Ubuntu founder Mark Shuttleworth, for example, calls Red Hat’s move a “bully tactic,” insisting that Red Hat’s behavior amounts to “trashy stuff.”

But is it? Red Hat has gone on to clarify (and again… and again) that the reason it won’t support rival OpenStack distributions is that it needs to take responsibility for the product it delivers to the market. For RHEL customers, this means it needs to ensure it can effectively stand behind the software it certifies to run on RHEL. Arguably, it can’t do this for rival OpenStack distributions.

As Red Hat executive Tim Yeaton commented:

“The relationship between Linux and OpenStack is… really quite simple: applications run on Linux guests, such as RHEL. Those guests in turn run on hypervisors. Hypervisors are managed by OpenStack, which is a cloud management control framework. And elements of that OpenStack framework, called nodes, happen to also run on top of Linux as well. These are two very distinct roles for Linux….

“What customers care about are applications, and the ability to run them with confidence about quality, security, performance, and meeting SLAs. That is where our certification is extremely important, and we have hundreds of engineers, hundreds of millions of dollars invested, and more than 12 years experience. When we certify, we are validating that we can test, then subsequently provide mission-critical support for the interaction between the application, the RHEL guest, and the hypervisor. This is why we certify RHEL guests to hypervisors, ‘not to OpenStack, per se.’ The guests simply don’t interact directly with the underlying OpenStack services.”

But let’s say all of this is wrong. That Red Hat is, in fact, choosing not to support rival OpenStack distributions because it doesn’t want to help a competitor. This may not appeal to open-source purists who want peace, love, and Linux, but it’s standard operating procedure for most technology companies, and it’s consistent with open source, too.
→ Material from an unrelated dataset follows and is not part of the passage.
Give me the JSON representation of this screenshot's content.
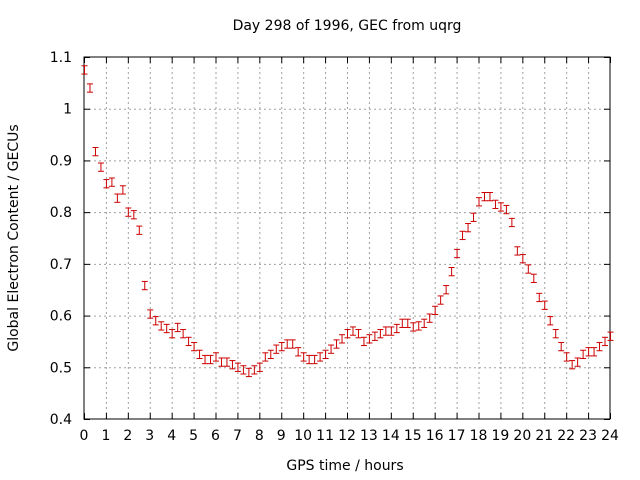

There is no requirement that an open-source project or an open-source vendor support competitive projects or companies.

This, too, shall pass

OpenStack is coming up on its fourth year, and it has roughly 500 deployments, most of them run by small companies. Adoption is still so small that IDC doesn’t even have market share data for it. It can’t round down that low.

Part of the problem, as cloud expert David Linthicum points out, is that OpenStack still lacks some critical infrastucture that no one in its thriving community wants to build, largely because it’s “pretty boring.” Well, we know how the Linux community took care of “boring” code: companies like Red Hat — and particularly Red Hat — got involved and paid developers to write the boring code.

OpenStack needs the same. It needs a dominant vendor like Red Hat to ensure that the the engineering, marketing, and sales of OpenStack get handled in a professional manner. Along the way, Red Hat or any serious OpenStack vendor will need to make some unpopular but important decisions.

This may be Red Hat’s next billion-dollar moment. And it could be the best thing that could happen to OpenStack, even if it means the community becomes a bit less free-wheeling and a bit more grown up. OpenStackers won’t like to hear this, but neither did the Linux community 10 years ago.